In looking at the BCA process flow in sectin A.2 of the Product Support BCA Guidebook, you will see that the initial financial and non-financial factors are typically addressed in in the preparation portion of the effort during the BCA kick-off, and then approved by the Governance Body. Once the team is conducting the BCA, the selected financial and non-financial factors are included in each step, and then addressed as appropriate in the draft recommendation. When in the conclusion portion of the analysis, validation feedback may lead to changes in some of the factors, followed by adjudication prior to implementation of the selected BCA alternative.
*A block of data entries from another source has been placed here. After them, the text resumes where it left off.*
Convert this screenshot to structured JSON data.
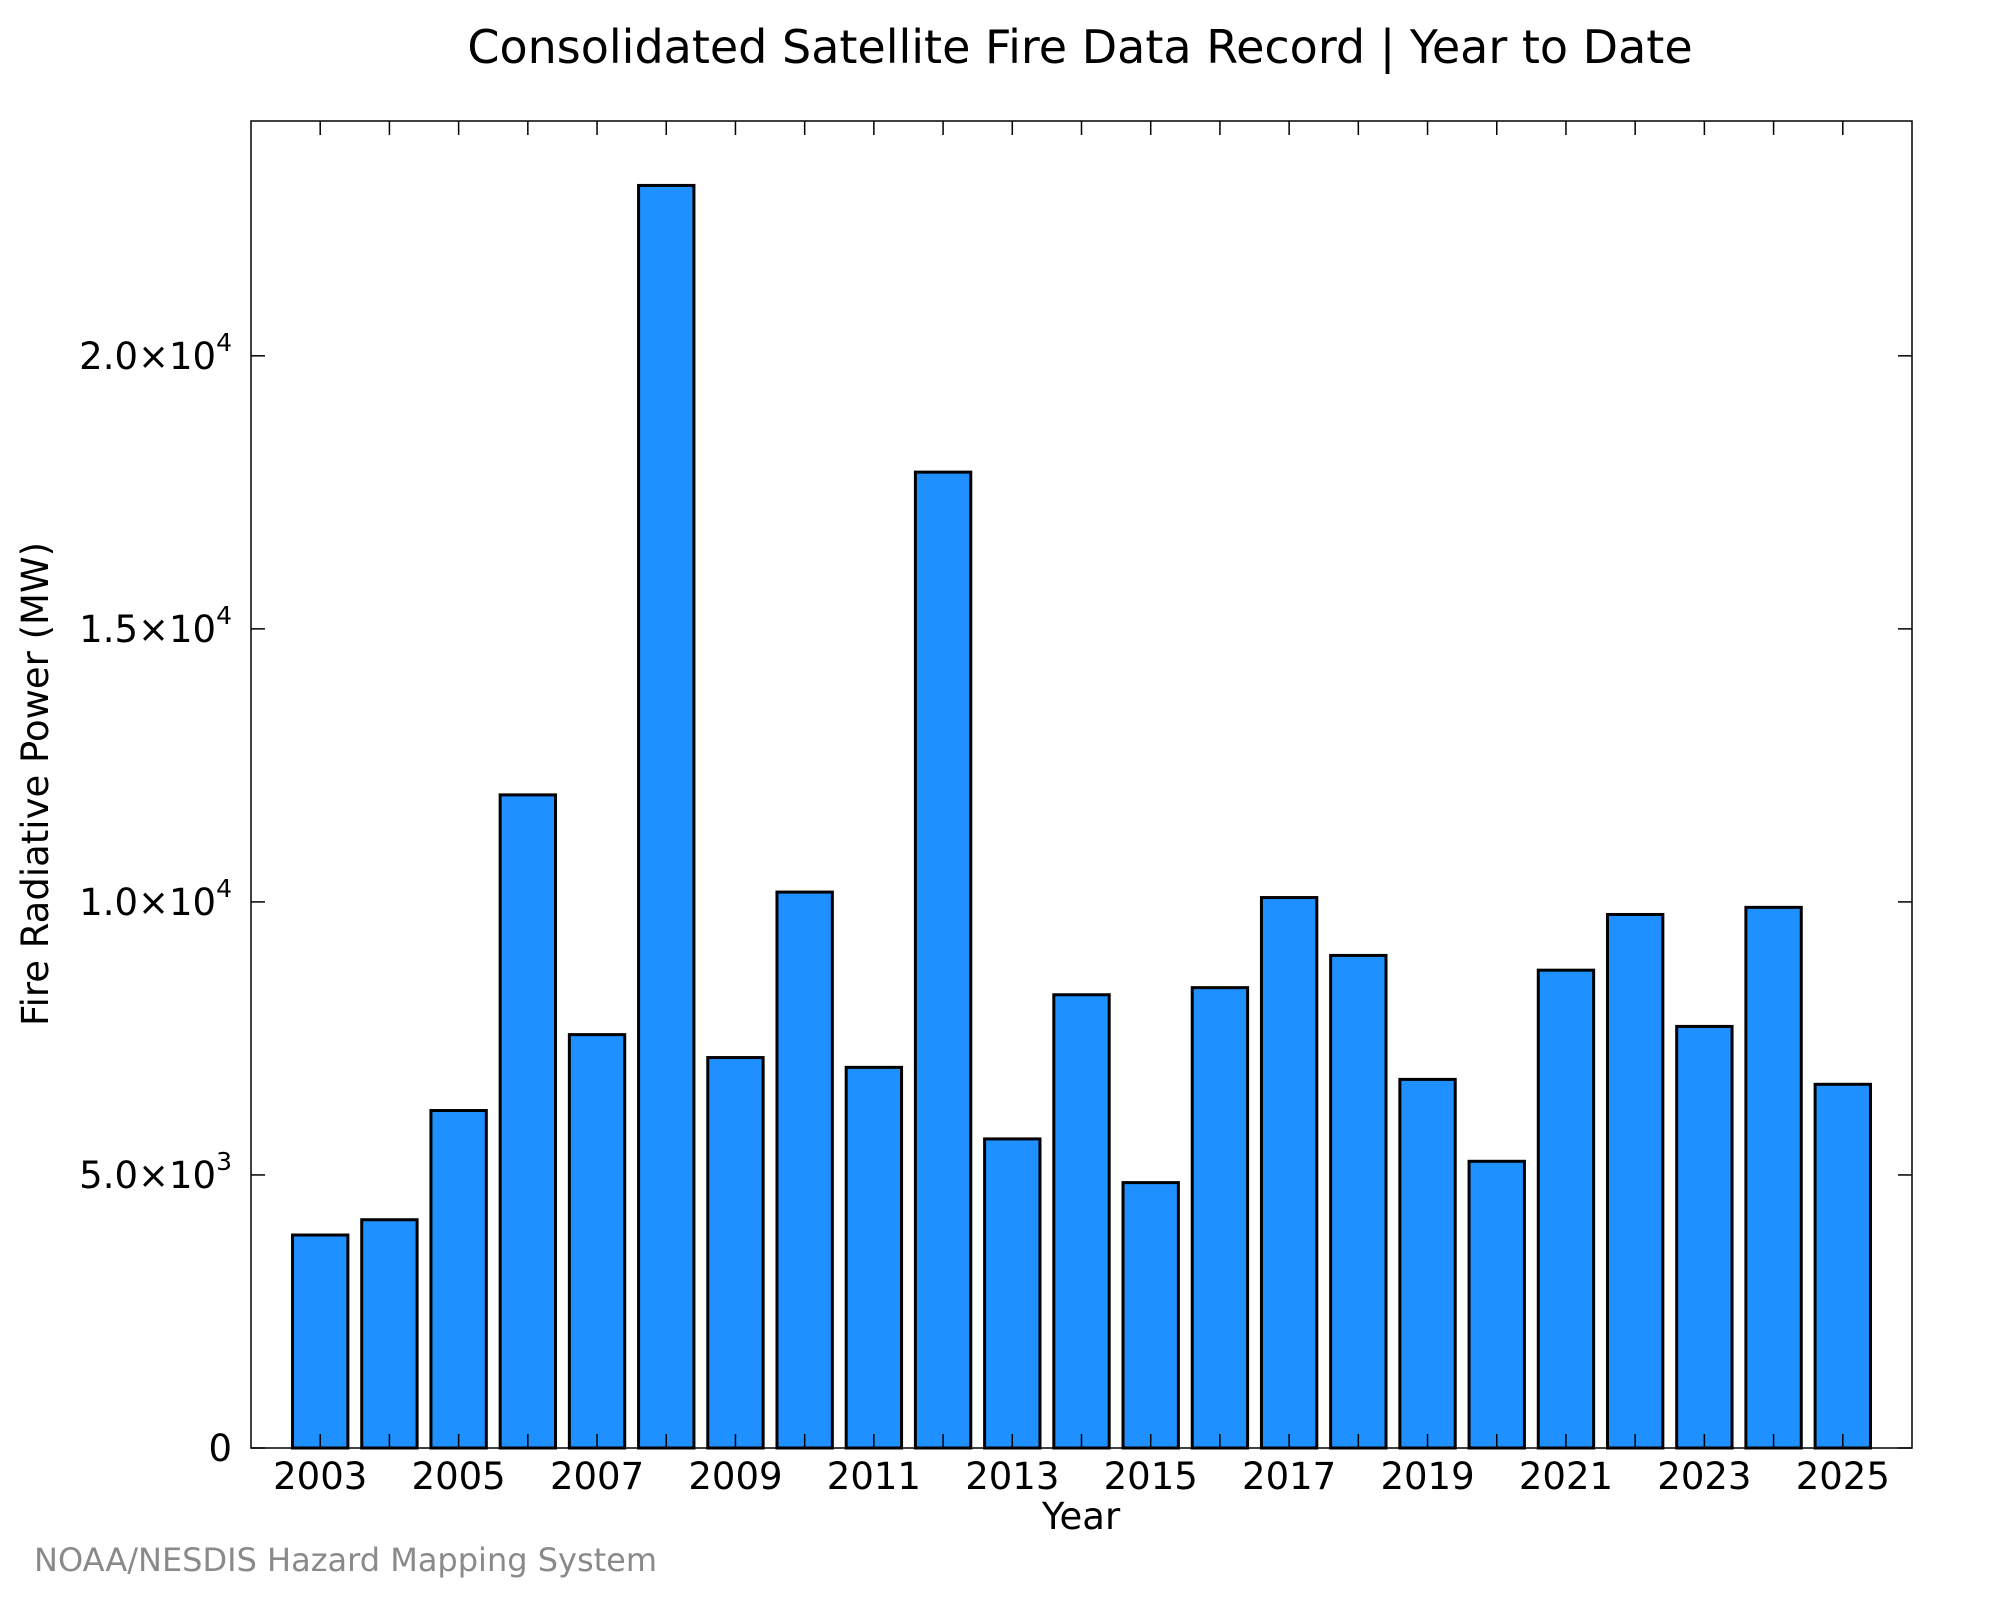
{
  "chart_data": {
    "type": "bar",
    "title": "Consolidated Satellite Fire Data Record | Year to Date",
    "xlabel": "Year",
    "ylabel": "Fire Radiative Power (MW)",
    "categories": [
      "2003",
      "2004",
      "2005",
      "2006",
      "2007",
      "2008",
      "2009",
      "2010",
      "2011",
      "2012",
      "2013",
      "2014",
      "2015",
      "2016",
      "2017",
      "2018",
      "2019",
      "2020",
      "2021",
      "2022",
      "2023",
      "2024",
      "2025"
    ],
    "values": [
      3900,
      4180,
      6180,
      11960,
      7570,
      23120,
      7150,
      10180,
      6970,
      17870,
      5660,
      8300,
      4860,
      8430,
      10080,
      9020,
      6750,
      5250,
      8750,
      9770,
      7720,
      9900,
      6660
    ],
    "x_tick_labels": [
      "2003",
      "2005",
      "2007",
      "2009",
      "2011",
      "2013",
      "2015",
      "2017",
      "2019",
      "2021",
      "2023",
      "2025"
    ],
    "y_ticks": [
      {
        "value": 0,
        "mantissa": "0",
        "exp": ""
      },
      {
        "value": 5000,
        "mantissa": "5.0×10",
        "exp": "3"
      },
      {
        "value": 10000,
        "mantissa": "1.0×10",
        "exp": "4"
      },
      {
        "value": 15000,
        "mantissa": "1.5×10",
        "exp": "4"
      },
      {
        "value": 20000,
        "mantissa": "2.0×10",
        "exp": "4"
      }
    ],
    "ylim": [
      0,
      24300
    ],
    "grid": false,
    "bar_color": "#1e90ff",
    "edge_color": "#000000"
  },
  "footer": "NOAA/NESDIS Hazard Mapping System"
}
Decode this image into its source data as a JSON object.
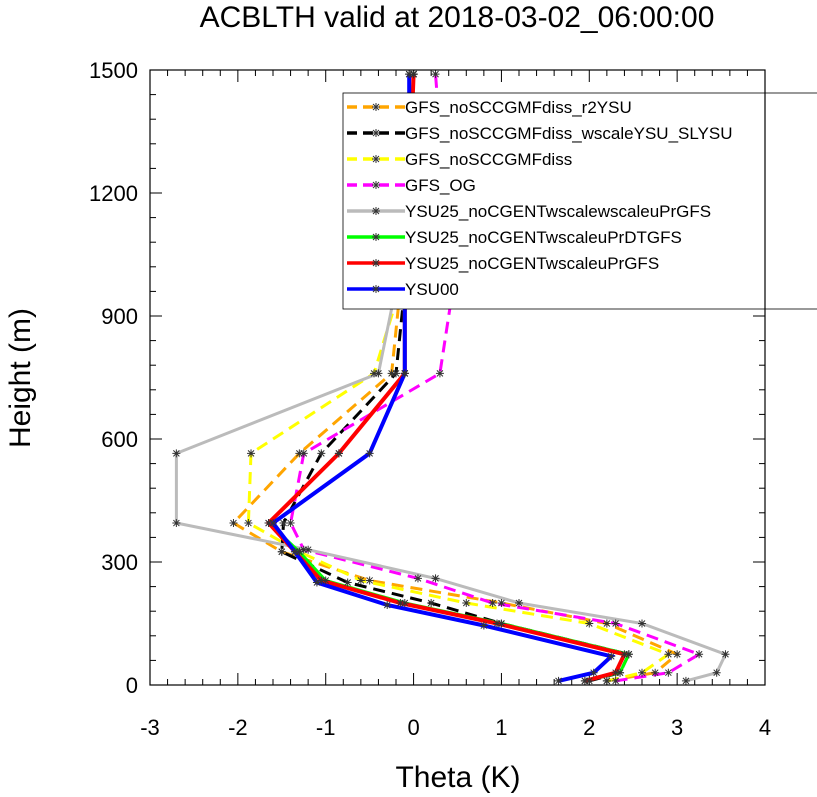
{
  "chart_data": {
    "type": "line",
    "title": "ACBLTH valid at 2018-03-02_06:00:00",
    "xlabel": "Theta (K)",
    "ylabel": "Height (m)",
    "xlim": [
      -3,
      4
    ],
    "ylim": [
      0,
      1500
    ],
    "xticks": [
      -3,
      -2,
      -1,
      0,
      1,
      2,
      3,
      4
    ],
    "yticks": [
      0,
      300,
      600,
      900,
      1200,
      1500
    ],
    "x_tick_labels": [
      "-3",
      "-2",
      "-1",
      "0",
      "1",
      "2",
      "3",
      "4"
    ],
    "y_tick_labels": [
      "0",
      "300",
      "600",
      "900",
      "1200",
      "1500"
    ],
    "grid": false,
    "legend_placement": "top-right",
    "series": [
      {
        "name": "GFS_noSCCGMFdiss_r2YSU",
        "color": "#ffa500",
        "dash": "dashed",
        "x": [
          2.2,
          2.75,
          3.0,
          2.2,
          1.0,
          -0.5,
          -1.5,
          -2.05,
          -1.3,
          -0.25,
          -0.15,
          -0.05,
          0.0
        ],
        "y": [
          10,
          30,
          75,
          150,
          200,
          255,
          325,
          395,
          565,
          760,
          970,
          1210,
          1490
        ]
      },
      {
        "name": "GFS_noSCCGMFdiss_wscaleYSU_SLYSU",
        "color": "#000000",
        "dash": "dashed",
        "x": [
          2.0,
          2.35,
          2.45,
          1.0,
          0.2,
          -0.75,
          -1.5,
          -1.48,
          -1.05,
          -0.2,
          -0.1,
          -0.05,
          0.0
        ],
        "y": [
          10,
          30,
          75,
          150,
          200,
          250,
          325,
          395,
          565,
          760,
          970,
          1210,
          1490
        ]
      },
      {
        "name": "GFS_noSCCGMFdiss",
        "color": "#ffff00",
        "dash": "dashed",
        "x": [
          2.2,
          2.6,
          2.9,
          2.0,
          0.6,
          -0.6,
          -1.3,
          -1.88,
          -1.85,
          -0.45,
          -0.15,
          -0.05,
          -0.05
        ],
        "y": [
          10,
          30,
          75,
          150,
          200,
          255,
          325,
          395,
          565,
          760,
          970,
          1210,
          1490
        ]
      },
      {
        "name": "GFS_OG",
        "color": "#ff00ff",
        "dash": "dashed",
        "x": [
          2.3,
          2.9,
          3.25,
          2.3,
          0.9,
          0.05,
          -1.25,
          -1.4,
          -1.25,
          0.3,
          0.45,
          0.35,
          0.25
        ],
        "y": [
          10,
          30,
          75,
          150,
          200,
          260,
          330,
          395,
          565,
          760,
          970,
          1210,
          1490
        ]
      },
      {
        "name": "YSU25_noCGENTwscalewscaleuPrGFS",
        "color": "#bbbbbb",
        "dash": "solid",
        "x": [
          3.1,
          3.45,
          3.55,
          2.6,
          1.2,
          0.25,
          -1.2,
          -2.7,
          -2.7,
          -0.4,
          -0.2,
          -0.1,
          0.0
        ],
        "y": [
          10,
          30,
          75,
          150,
          200,
          260,
          330,
          395,
          565,
          760,
          970,
          1210,
          1490
        ]
      },
      {
        "name": "YSU25_noCGENTwscaleuPrDTGFS",
        "color": "#00ff00",
        "dash": "solid",
        "x": [
          1.95,
          2.35,
          2.45,
          1.0,
          -0.1,
          -1.0,
          -1.3,
          -1.65,
          -0.85,
          -0.1,
          -0.1,
          -0.05,
          0.0
        ],
        "y": [
          10,
          30,
          75,
          150,
          200,
          255,
          325,
          395,
          565,
          760,
          970,
          1210,
          1490
        ]
      },
      {
        "name": "YSU25_noCGENTwscaleuPrGFS",
        "color": "#ff0000",
        "dash": "solid",
        "x": [
          1.95,
          2.3,
          2.4,
          0.95,
          -0.15,
          -1.05,
          -1.35,
          -1.65,
          -0.85,
          -0.1,
          -0.1,
          -0.05,
          0.0
        ],
        "y": [
          10,
          30,
          75,
          150,
          200,
          255,
          325,
          395,
          565,
          760,
          970,
          1210,
          1490
        ]
      },
      {
        "name": "YSU00",
        "color": "#0000ff",
        "dash": "solid",
        "x": [
          1.65,
          2.05,
          2.25,
          0.8,
          -0.3,
          -1.1,
          -1.35,
          -1.6,
          -0.5,
          -0.1,
          -0.1,
          -0.05,
          -0.05
        ],
        "y": [
          10,
          30,
          70,
          145,
          195,
          250,
          325,
          395,
          565,
          760,
          970,
          1210,
          1490
        ]
      }
    ]
  }
}
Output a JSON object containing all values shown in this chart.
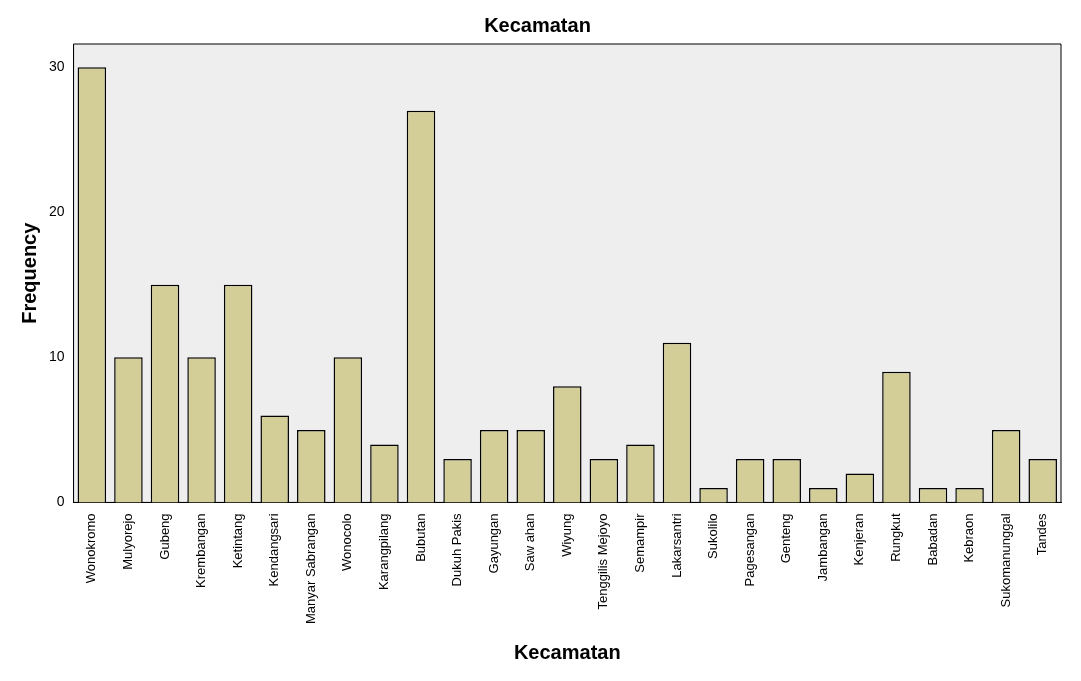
{
  "chart_data": {
    "type": "bar",
    "title": "Kecamatan",
    "xlabel": "Kecamatan",
    "ylabel": "Frequency",
    "categories": [
      "Wonokromo",
      "Mulyorejo",
      "Gubeng",
      "Krembangan",
      "Ketintang",
      "Kendangsari",
      "Manyar Sabrangan",
      "Wonocolo",
      "Karangpilang",
      "Bubutan",
      "Dukuh Pakis",
      "Gayungan",
      "Saw ahan",
      "Wiyung",
      "Tenggilis Mejoyo",
      "Semampir",
      "Lakarsantri",
      "Sukolilo",
      "Pagesangan",
      "Genteng",
      "Jambangan",
      "Kenjeran",
      "Rungkut",
      "Babadan",
      "Kebraon",
      "Sukomanunggal",
      "Tandes"
    ],
    "values": [
      30,
      10,
      15,
      10,
      15,
      6,
      5,
      10,
      4,
      27,
      3,
      5,
      5,
      8,
      3,
      4,
      11,
      1,
      3,
      3,
      1,
      2,
      9,
      1,
      1,
      5,
      3
    ],
    "color": "#d3ce97",
    "ylim": [
      0,
      31.6
    ],
    "yticks": [
      0,
      10,
      20,
      30
    ],
    "grid": false,
    "legend": false
  }
}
For a good example of a Product Support BCA, as well as the analytical approaches used to assess criteria, recommend you look at the Performance Based Logistics (PBL) Guidebook (https://www.dau.mil/tools/t/Performance-Based-Logistics-(PBL)-Guidebook). Section 2.6 on product support value analysis is particularly germane to your question, stating “Value analysis of potential product support alternatives evaluates three primary criteria: Costs (220.127.116.11), Benefits (18.104.22.168.), and Risks (22.214.171.124.). The decision for how to value the potential tradeoff between costs and benefits, benefits and risks, and costs and risks is one that the Product Support Management Integrated Product Team – and ultimately the PM/PSM – will need to make based on the unique requirements and characteristics of their program.This section provides a methodology to quantify the weight of each criterion to reflect its relative importance for the PM in defining the product support strategy. Regardless of the relative importance each is given, the expected costs, benefits, and risks of each potential product support alternative should be considered."
The PBL Guidebook then goes on to list analytical approaches for each criterion, beginning with the weighted criteria or utility approach (126.96.36.199), followed by cost, benefit, and risk analyses. There are other methods for performing a product support value analyses, but the methods outlined provide a straightforward, comprehensive approach for quantifying the potential value from each alternative.